Deer Isle home of late musician Dan Fogelberg for sale

Deer Isle home of late musician Dan Fogelberg for sale

Deer Isle Home of Late Musician Dan Fogelberg for Sale

The Deer Isle home of the late musician Dan Fogelberg is now on the market for $2.4 million. This waterfront property, located off Eggemoggin Reach, was where Fogelberg found solace and inspiration for his music. Many of his personal belongings from the estate will also be auctioned this month.

Fogelberg, known for his soft-rock hits from the ’70s and ’80s such as “Same Old Lang Syne” and “Leader of the Band,” passed away in 2007 at the age of 56 due to prostate cancer. He spent his final years at this Deer Isle home, which he built with his wife, Jean Fogelberg. His ashes were scattered in Eggemoggin Reach, the inspiration for his song “The Reach” from the 1981 album “The Innocence Age.”

Jean Fogelberg is selling the property as she plans to move back to California. The 6,575-square-foot house sits on 5.5 acres and is listed by The Christopher Group, based in Blue Hill. “Sometimes in the evenings, we’d sit on the couch in his office and play guitar,” she reminisced. “We had this Beatles complete songbook, and we’d play and sing and harmonize.”

Dan Fogelberg purchased the Deer Isle property in 1978 after his first visit to Maine. The couple met in 1996 and began designing a new home on the same site while living in Colorado. They started construction in 2002 and moved in 2004, the same year Dan was diagnosed with prostate cancer.
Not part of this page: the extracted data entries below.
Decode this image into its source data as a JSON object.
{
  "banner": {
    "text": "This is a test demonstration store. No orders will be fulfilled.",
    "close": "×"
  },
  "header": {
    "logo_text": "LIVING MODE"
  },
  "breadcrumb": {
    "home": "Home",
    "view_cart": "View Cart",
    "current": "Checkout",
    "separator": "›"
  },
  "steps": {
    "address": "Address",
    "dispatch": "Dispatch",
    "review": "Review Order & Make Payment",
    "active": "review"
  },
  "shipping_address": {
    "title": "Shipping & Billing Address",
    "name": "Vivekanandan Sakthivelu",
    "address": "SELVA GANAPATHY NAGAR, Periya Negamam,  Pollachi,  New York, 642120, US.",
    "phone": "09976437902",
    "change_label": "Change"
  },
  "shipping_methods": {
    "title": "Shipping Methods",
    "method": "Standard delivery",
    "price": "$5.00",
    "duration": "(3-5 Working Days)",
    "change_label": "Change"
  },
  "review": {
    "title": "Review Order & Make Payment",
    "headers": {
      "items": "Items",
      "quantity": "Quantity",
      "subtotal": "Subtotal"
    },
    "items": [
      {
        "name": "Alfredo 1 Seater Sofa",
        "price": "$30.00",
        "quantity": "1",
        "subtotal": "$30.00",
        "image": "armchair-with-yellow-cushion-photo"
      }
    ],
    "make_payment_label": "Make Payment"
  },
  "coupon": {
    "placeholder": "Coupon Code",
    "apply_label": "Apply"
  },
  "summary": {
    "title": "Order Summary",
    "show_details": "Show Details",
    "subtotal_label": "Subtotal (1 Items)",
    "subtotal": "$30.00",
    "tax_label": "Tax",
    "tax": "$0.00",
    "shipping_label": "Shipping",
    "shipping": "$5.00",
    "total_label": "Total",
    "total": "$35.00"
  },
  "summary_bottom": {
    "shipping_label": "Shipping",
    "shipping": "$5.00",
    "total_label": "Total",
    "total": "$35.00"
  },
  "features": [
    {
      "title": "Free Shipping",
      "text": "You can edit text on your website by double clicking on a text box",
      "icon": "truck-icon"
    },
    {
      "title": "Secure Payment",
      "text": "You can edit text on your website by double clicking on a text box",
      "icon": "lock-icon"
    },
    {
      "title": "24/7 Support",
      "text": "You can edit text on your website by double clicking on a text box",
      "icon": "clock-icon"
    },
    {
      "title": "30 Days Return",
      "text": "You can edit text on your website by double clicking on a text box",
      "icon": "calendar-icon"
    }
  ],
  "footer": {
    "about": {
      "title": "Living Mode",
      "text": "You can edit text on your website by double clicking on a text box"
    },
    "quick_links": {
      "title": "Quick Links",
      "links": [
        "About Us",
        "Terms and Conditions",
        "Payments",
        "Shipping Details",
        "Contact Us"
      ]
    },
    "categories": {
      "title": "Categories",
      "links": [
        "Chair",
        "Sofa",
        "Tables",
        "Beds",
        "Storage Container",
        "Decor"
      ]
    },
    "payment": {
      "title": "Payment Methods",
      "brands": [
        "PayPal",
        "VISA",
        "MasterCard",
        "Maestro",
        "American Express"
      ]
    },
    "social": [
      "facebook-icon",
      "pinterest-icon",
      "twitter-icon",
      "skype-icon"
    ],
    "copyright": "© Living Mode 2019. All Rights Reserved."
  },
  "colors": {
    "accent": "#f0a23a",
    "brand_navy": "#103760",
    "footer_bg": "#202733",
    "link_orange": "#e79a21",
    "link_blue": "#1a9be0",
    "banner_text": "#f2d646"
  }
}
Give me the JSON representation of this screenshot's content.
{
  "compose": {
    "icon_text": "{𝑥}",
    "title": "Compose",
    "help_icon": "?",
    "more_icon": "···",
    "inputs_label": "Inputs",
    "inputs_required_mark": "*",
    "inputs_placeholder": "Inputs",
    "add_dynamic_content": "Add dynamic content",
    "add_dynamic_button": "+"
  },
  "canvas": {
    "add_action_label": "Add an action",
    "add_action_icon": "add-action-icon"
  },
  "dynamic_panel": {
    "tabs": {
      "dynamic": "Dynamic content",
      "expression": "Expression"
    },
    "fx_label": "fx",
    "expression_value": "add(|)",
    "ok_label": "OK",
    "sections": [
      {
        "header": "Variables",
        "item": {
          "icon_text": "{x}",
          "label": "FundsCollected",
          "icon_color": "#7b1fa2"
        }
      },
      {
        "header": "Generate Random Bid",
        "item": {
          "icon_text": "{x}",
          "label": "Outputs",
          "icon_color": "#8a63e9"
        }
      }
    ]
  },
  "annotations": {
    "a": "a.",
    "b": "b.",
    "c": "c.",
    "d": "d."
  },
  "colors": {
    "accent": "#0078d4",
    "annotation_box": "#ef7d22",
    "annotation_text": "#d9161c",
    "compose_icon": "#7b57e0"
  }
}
They chose to undergo treatment in Boston to continue living in Maine and complete their dream home.

Jean Fogelberg fondly remembers her husband’s happiest times between summer and fall tours, exploring the outdoors in Maine. “He could really get away there,” she said. “No one could reach him on the boat, so he would write songs, and he could just head out, and he’d go up to Nova Scotia or head south. He’d just explore rugged places. He loved rugged beauty.”

Dan Fogelberg’s Deer Isle property inspired his song “The Reach,” which captures the rugged nature of Maine’s coast. The song includes lines like, “The lobstermen’s boats come returning/ with the catch of the day in their holds/ and the young boys cold and complaining/ The fog meets the beaches and out on/ the Reach it is raining.”

Jean Fogelberg is also auctioning art and other items from the house through Thomaston Place Auction Galleries. She wants fans to have the chance to own something that belonged to Dan. “The fans have been great. I try to keep them in the loop, and I knew they would want to know about the auction if there was any way they could have something of Dan’s,” she said. “It was important to me that they be the first to know when it was up.”

The auction, scheduled for June 28-30, will feature 144 items owned by Fogelberg, including a pair of Buccellati silver candlesticks and his collection of Navajo items. Some of these items are expected to sell for up to $5,000.

Fogelberg had a deep appreciation for Native American art, which he collected over time and often incorporated into his performances. His interest in Native American culture began in childhood when he first saw a buffalo dance in Santa Fe, New Mexico.

“It’s interesting when you can get an entire estate of somebody’s things, and you can see the diversity of their collecting, knowledge about collecting, their care and their interest in preservation of the history of mankind,” said Kaja Veilleux, auctioneer and owner of Thomaston Place.

Jean Fogelberg, a photographer, said she will miss many aspects of living in Maine. “Probably what I’ll miss the most is the wildlife. As a photographer, Maine is just a haven with such a variety of creatures to photograph,” she said. “The rocky beaches are wonderful for photography … the New England towns, and the architecture. That’s what I’ll miss, but I can always come back and shoot again.”